Yo escribí un artículo en La Jornada Semanal el 19 de octubre de 2003, en el que, salvo mínimos detalles, relataba que Alí Chumacero, desde 1972, me dijo que apenas había corregido líneas o pasajes de Pedro Páramo. Debo a mi vez corregirme y decir que hizo una enmienda importantísima: muy probablemente tachó Alí la línea final. Esa página ya la conocen desde hace tiempo escritores e investigadores. Mi gran amigo Hernán Lara Zavala, que estaba en producción del FCE, es decir, fue parte y testigo, me mandó este mensaje donde me escribe sobre lo tachado en el manuscrito y que era un final cacofónico con una serie de palabras que tronaban con la letra p:
Lo que Alí tachó (sin conmiseración) era la frase final:
“Se apoyó en los brazos de Damiana Cisneros e hizo el intento de caminar. Después de unos cuantos pasos cayó suplicando por dentro; pero sin decir una sola palabra. Dio un golpe en seco contra la tierra y se fue desmoronando como si fuera un montón de piedras.
”Y junto a la Media Luna quedó para siempre aquel desparramadero de piedras que fue Pedro Páramo.”
Añade el corrector del FCE con propia grafía: “Capítulo final de Pedro Páramo, novela próxima a salir en nuestra colección LETRAS MEXICANAS”.
Hasta aquí el mensaje.
El párrafo rectificado por Rulfo quedó así:
Se apoyó en los brazos de Damiana Cisneros e hizo el intento de caminar.
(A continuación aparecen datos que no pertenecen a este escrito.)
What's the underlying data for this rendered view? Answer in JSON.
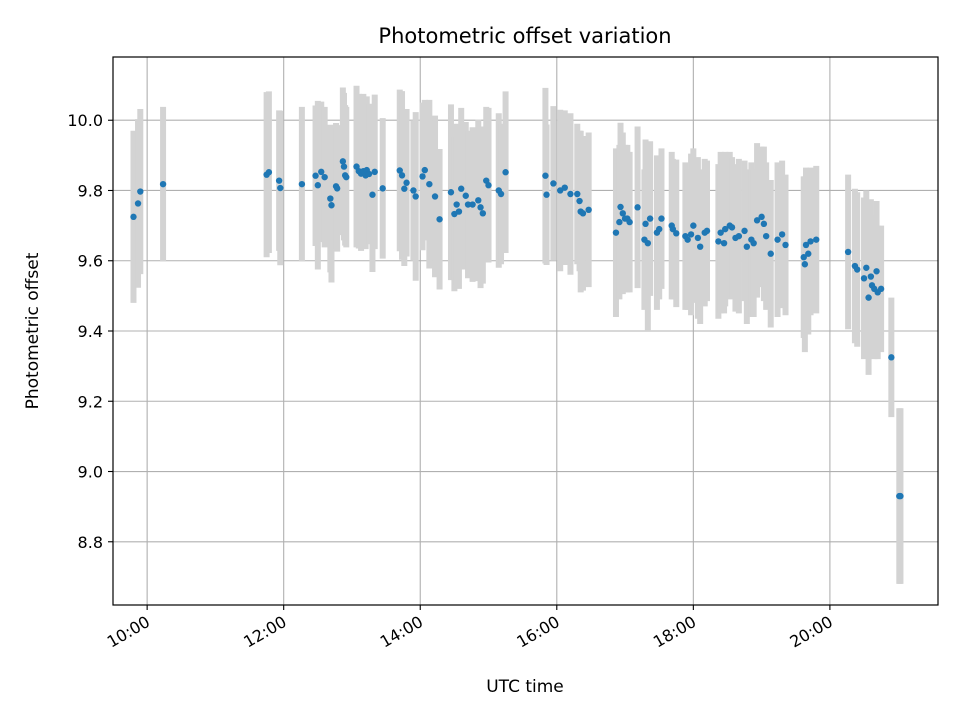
{
  "chart_data": {
    "type": "scatter",
    "title": "Photometric offset variation",
    "xlabel": "UTC time",
    "ylabel": "Photometric offset",
    "x_unit": "UTC time (HH:MM)",
    "xlim": [
      "09:30",
      "21:35"
    ],
    "ylim": [
      8.62,
      10.18
    ],
    "x_ticks": [
      "10:00",
      "12:00",
      "14:00",
      "16:00",
      "18:00",
      "20:00"
    ],
    "y_ticks": [
      "8.8",
      "9.0",
      "9.2",
      "9.4",
      "9.6",
      "9.8",
      "10.0"
    ],
    "grid": true,
    "legend": "none",
    "colors": {
      "points": "#1f77b4",
      "errorbars": "#d3d3d3",
      "grid": "#b0b0b0"
    },
    "series": [
      {
        "points": [
          [
            "09:48",
            9.725,
            0.245
          ],
          [
            "09:52",
            9.763,
            0.24
          ],
          [
            "09:54",
            9.797,
            0.235
          ],
          [
            "10:14",
            9.818,
            0.22
          ],
          [
            "11:45",
            9.845,
            0.235
          ],
          [
            "11:47",
            9.852,
            0.23
          ],
          [
            "11:56",
            9.828,
            0.2
          ],
          [
            "11:57",
            9.807,
            0.22
          ],
          [
            "12:16",
            9.818,
            0.22
          ],
          [
            "12:28",
            9.842,
            0.2
          ],
          [
            "12:30",
            9.815,
            0.24
          ],
          [
            "12:33",
            9.853,
            0.2
          ],
          [
            "12:36",
            9.838,
            0.2
          ],
          [
            "12:41",
            9.777,
            0.21
          ],
          [
            "12:42",
            9.758,
            0.22
          ],
          [
            "12:46",
            9.812,
            0.18
          ],
          [
            "12:47",
            9.806,
            0.18
          ],
          [
            "12:52",
            9.883,
            0.21
          ],
          [
            "12:53",
            9.868,
            0.21
          ],
          [
            "12:54",
            9.843,
            0.2
          ],
          [
            "12:55",
            9.838,
            0.2
          ],
          [
            "13:04",
            9.868,
            0.23
          ],
          [
            "13:06",
            9.855,
            0.22
          ],
          [
            "13:08",
            9.848,
            0.22
          ],
          [
            "13:10",
            9.855,
            0.22
          ],
          [
            "13:12",
            9.843,
            0.21
          ],
          [
            "13:13",
            9.858,
            0.21
          ],
          [
            "13:15",
            9.847,
            0.2
          ],
          [
            "13:18",
            9.788,
            0.22
          ],
          [
            "13:20",
            9.853,
            0.22
          ],
          [
            "13:27",
            9.806,
            0.2
          ],
          [
            "13:42",
            9.857,
            0.23
          ],
          [
            "13:44",
            9.843,
            0.24
          ],
          [
            "13:46",
            9.805,
            0.22
          ],
          [
            "13:48",
            9.822,
            0.21
          ],
          [
            "13:54",
            9.8,
            0.2
          ],
          [
            "13:56",
            9.783,
            0.24
          ],
          [
            "14:02",
            9.84,
            0.21
          ],
          [
            "14:04",
            9.858,
            0.2
          ],
          [
            "14:08",
            9.818,
            0.24
          ],
          [
            "14:13",
            9.783,
            0.23
          ],
          [
            "14:17",
            9.718,
            0.2
          ],
          [
            "14:27",
            9.795,
            0.25
          ],
          [
            "14:30",
            9.733,
            0.22
          ],
          [
            "14:32",
            9.76,
            0.23
          ],
          [
            "14:34",
            9.74,
            0.22
          ],
          [
            "14:36",
            9.805,
            0.23
          ],
          [
            "14:40",
            9.785,
            0.21
          ],
          [
            "14:42",
            9.76,
            0.21
          ],
          [
            "14:46",
            9.76,
            0.22
          ],
          [
            "14:51",
            9.772,
            0.23
          ],
          [
            "14:53",
            9.752,
            0.23
          ],
          [
            "14:55",
            9.735,
            0.2
          ],
          [
            "14:58",
            9.828,
            0.21
          ],
          [
            "15:00",
            9.815,
            0.22
          ],
          [
            "15:09",
            9.8,
            0.22
          ],
          [
            "15:11",
            9.79,
            0.2
          ],
          [
            "15:15",
            9.852,
            0.23
          ],
          [
            "15:50",
            9.842,
            0.25
          ],
          [
            "15:51",
            9.788,
            0.2
          ],
          [
            "15:57",
            9.82,
            0.22
          ],
          [
            "16:03",
            9.8,
            0.23
          ],
          [
            "16:07",
            9.808,
            0.22
          ],
          [
            "16:12",
            9.79,
            0.23
          ],
          [
            "16:18",
            9.79,
            0.2
          ],
          [
            "16:20",
            9.77,
            0.2
          ],
          [
            "16:21",
            9.74,
            0.23
          ],
          [
            "16:23",
            9.735,
            0.22
          ],
          [
            "16:28",
            9.745,
            0.22
          ],
          [
            "16:52",
            9.68,
            0.24
          ],
          [
            "16:55",
            9.71,
            0.22
          ],
          [
            "16:56",
            9.753,
            0.24
          ],
          [
            "16:58",
            9.735,
            0.23
          ],
          [
            "17:00",
            9.72,
            0.21
          ],
          [
            "17:02",
            9.72,
            0.21
          ],
          [
            "17:04",
            9.71,
            0.2
          ],
          [
            "17:11",
            9.752,
            0.23
          ],
          [
            "17:17",
            9.66,
            0.2
          ],
          [
            "17:18",
            9.705,
            0.24
          ],
          [
            "17:20",
            9.65,
            0.25
          ],
          [
            "17:22",
            9.72,
            0.22
          ],
          [
            "17:28",
            9.68,
            0.22
          ],
          [
            "17:30",
            9.69,
            0.2
          ],
          [
            "17:32",
            9.72,
            0.2
          ],
          [
            "17:41",
            9.7,
            0.21
          ],
          [
            "17:42",
            9.69,
            0.2
          ],
          [
            "17:45",
            9.678,
            0.21
          ],
          [
            "17:53",
            9.67,
            0.21
          ],
          [
            "17:55",
            9.66,
            0.2
          ],
          [
            "17:58",
            9.675,
            0.23
          ],
          [
            "18:00",
            9.7,
            0.22
          ],
          [
            "18:04",
            9.665,
            0.23
          ],
          [
            "18:06",
            9.64,
            0.22
          ],
          [
            "18:10",
            9.68,
            0.21
          ],
          [
            "18:12",
            9.685,
            0.2
          ],
          [
            "18:22",
            9.655,
            0.22
          ],
          [
            "18:24",
            9.68,
            0.23
          ],
          [
            "18:27",
            9.65,
            0.2
          ],
          [
            "18:28",
            9.69,
            0.22
          ],
          [
            "18:32",
            9.7,
            0.21
          ],
          [
            "18:34",
            9.695,
            0.2
          ],
          [
            "18:37",
            9.665,
            0.21
          ],
          [
            "18:40",
            9.67,
            0.22
          ],
          [
            "18:45",
            9.685,
            0.2
          ],
          [
            "18:47",
            9.64,
            0.22
          ],
          [
            "18:51",
            9.66,
            0.22
          ],
          [
            "18:53",
            9.65,
            0.21
          ],
          [
            "18:56",
            9.715,
            0.22
          ],
          [
            "19:00",
            9.725,
            0.2
          ],
          [
            "19:02",
            9.705,
            0.22
          ],
          [
            "19:04",
            9.67,
            0.21
          ],
          [
            "19:08",
            9.62,
            0.21
          ],
          [
            "19:14",
            9.66,
            0.22
          ],
          [
            "19:18",
            9.675,
            0.21
          ],
          [
            "19:21",
            9.645,
            0.2
          ],
          [
            "19:37",
            9.61,
            0.23
          ],
          [
            "19:38",
            9.59,
            0.25
          ],
          [
            "19:39",
            9.645,
            0.22
          ],
          [
            "19:41",
            9.62,
            0.23
          ],
          [
            "19:43",
            9.655,
            0.21
          ],
          [
            "19:48",
            9.66,
            0.21
          ],
          [
            "20:16",
            9.625,
            0.22
          ],
          [
            "20:22",
            9.585,
            0.22
          ],
          [
            "20:24",
            9.575,
            0.22
          ],
          [
            "20:30",
            9.55,
            0.23
          ],
          [
            "20:32",
            9.58,
            0.22
          ],
          [
            "20:34",
            9.495,
            0.22
          ],
          [
            "20:36",
            9.555,
            0.22
          ],
          [
            "20:37",
            9.53,
            0.2
          ],
          [
            "20:39",
            9.52,
            0.2
          ],
          [
            "20:41",
            9.57,
            0.2
          ],
          [
            "20:42",
            9.51,
            0.19
          ],
          [
            "20:45",
            9.52,
            0.18
          ],
          [
            "20:54",
            9.325,
            0.17
          ],
          [
            "21:01",
            8.93,
            0.25
          ],
          [
            "21:02",
            8.93,
            0.25
          ]
        ]
      }
    ]
  }
}
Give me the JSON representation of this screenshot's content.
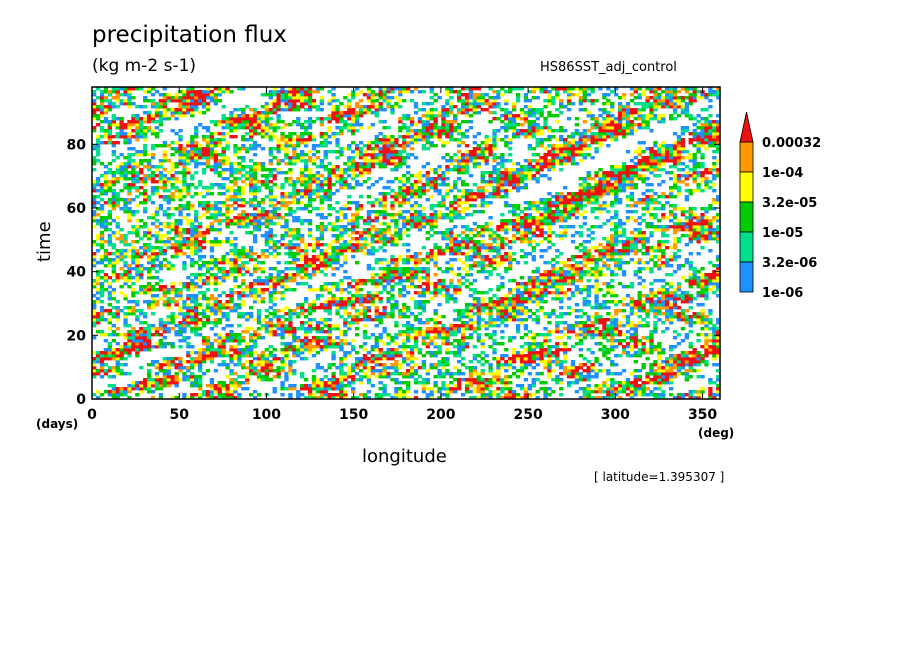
{
  "chart_data": {
    "type": "heatmap",
    "title": "precipitation flux",
    "units": "(kg m-2 s-1)",
    "run_name": "HS86SST_adj_control",
    "xlabel": "longitude",
    "ylabel": "time",
    "x_unit": "(deg)",
    "y_unit": "(days)",
    "xlim": [
      0,
      360
    ],
    "ylim": [
      0,
      98
    ],
    "x_ticks": [
      0,
      50,
      100,
      150,
      200,
      250,
      300,
      350
    ],
    "y_ticks": [
      0,
      20,
      40,
      60,
      80
    ],
    "x_tick_labels": [
      "0",
      "50",
      "100",
      "150",
      "200",
      "250",
      "300",
      "350"
    ],
    "y_tick_labels": [
      "0",
      "20",
      "40",
      "60",
      "80"
    ],
    "note": "[ latitude=1.395307 ]",
    "colorbar": {
      "levels": [
        "1e-06",
        "3.2e-06",
        "1e-05",
        "3.2e-05",
        "1e-04",
        "0.00032"
      ],
      "colors": [
        "#ffffff",
        "#1e90ff",
        "#00e08c",
        "#00cc00",
        "#ffff00",
        "#ff9900",
        "#ee1111"
      ],
      "extend": "max"
    },
    "pattern": "eastward-propagating convective bands; intermittent precipitation filling most of the domain"
  }
}
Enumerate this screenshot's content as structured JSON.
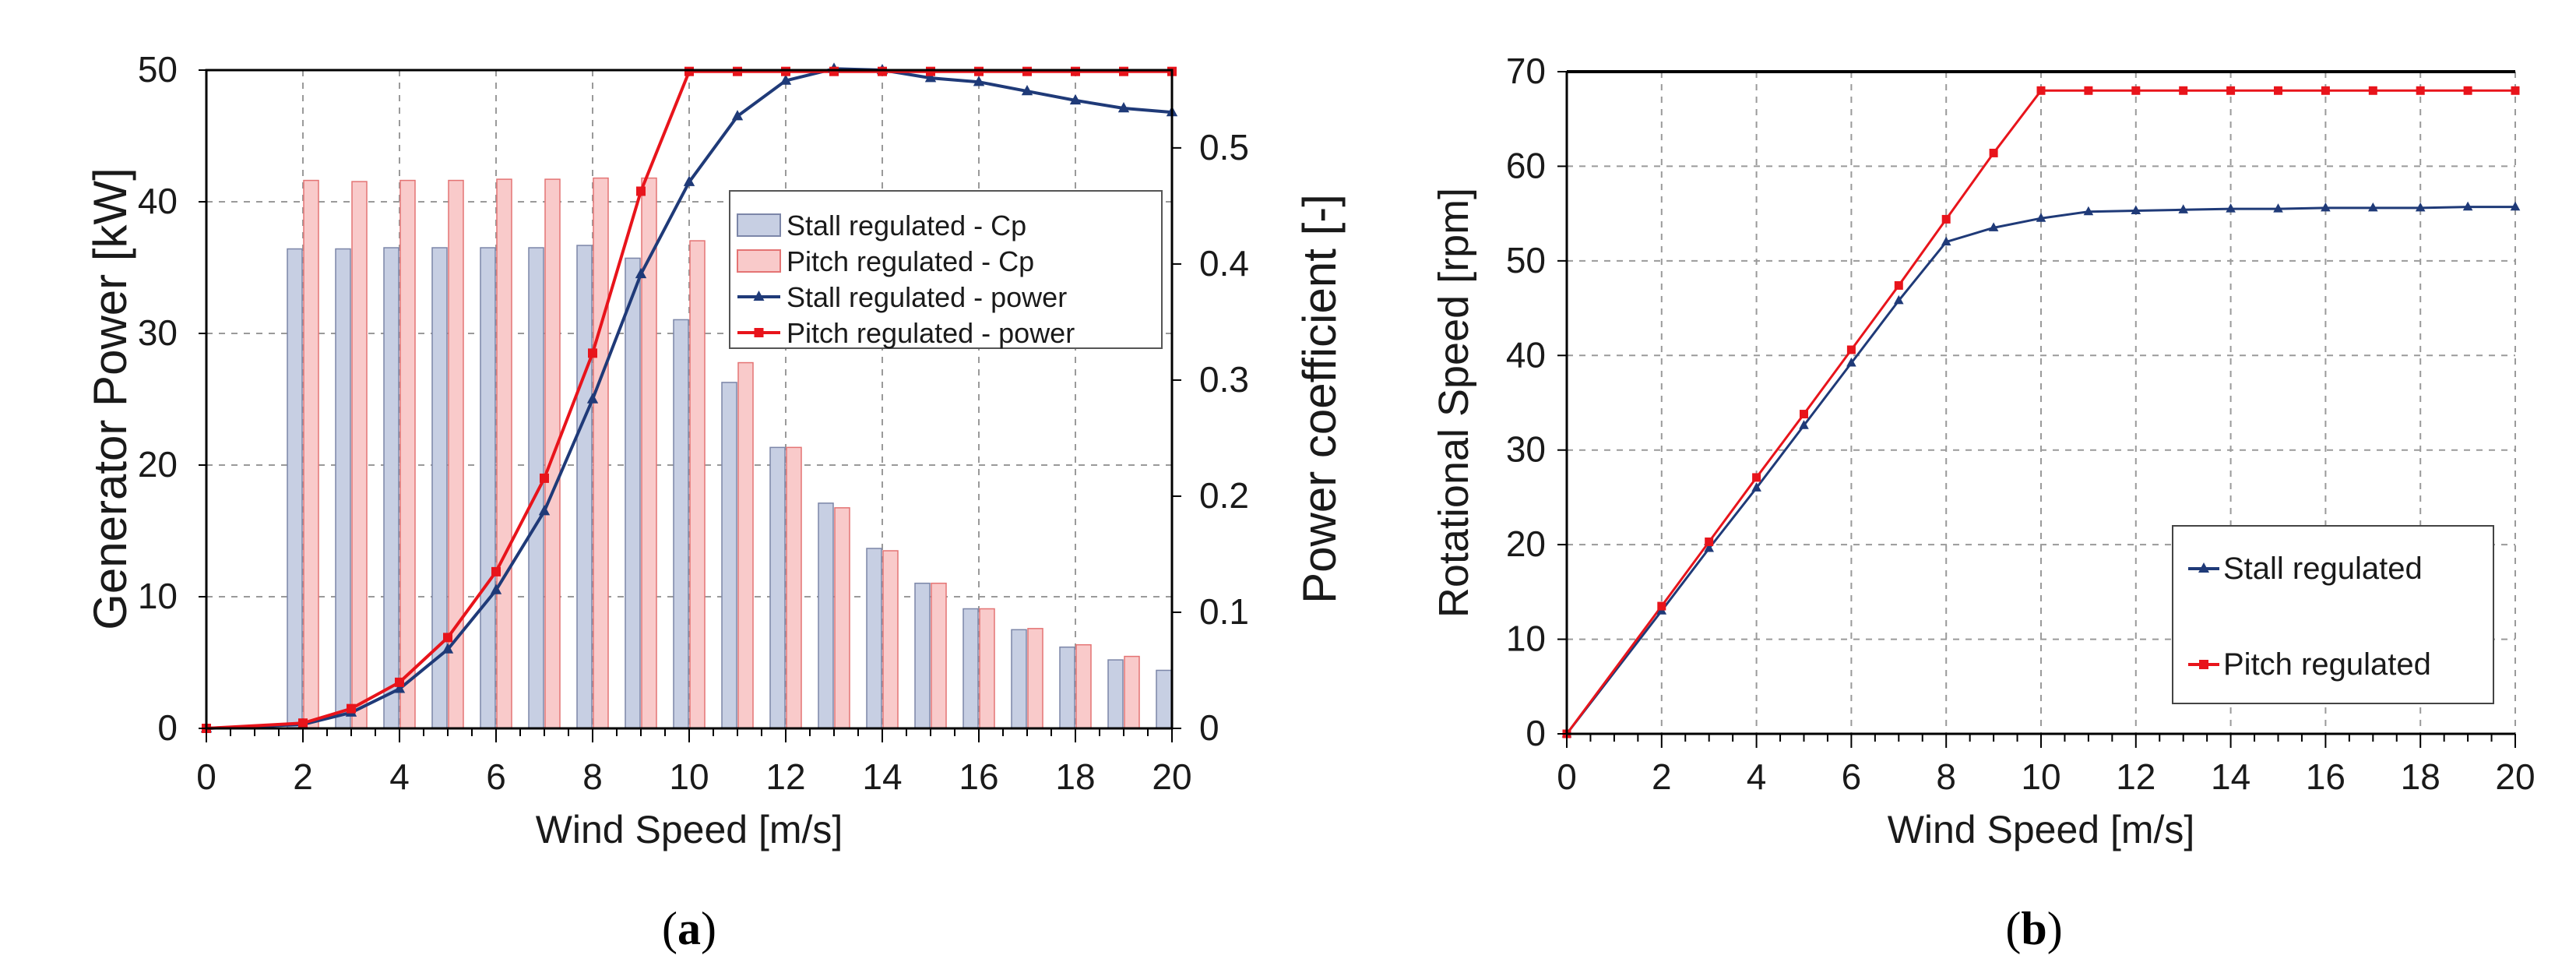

Después de unos cuantos pasos cayó suplicando por dentro; pero sin decir una sola palabra. Dio un golpe en seco contra la tierra y se fue desmoronando como si fuera un montón de piedras.
Como se ve, el corrector tachó la frase final. Gracias probablemente a la observación, lo convirtió Rulfo en un final de excelencia: ganó Rulfo y ganaron todos los lectores. Pero en el remotísimo caso de que no hubiera sido Alí, quien lo hubiera hecho hizo un gran favor a la literatura mexicana.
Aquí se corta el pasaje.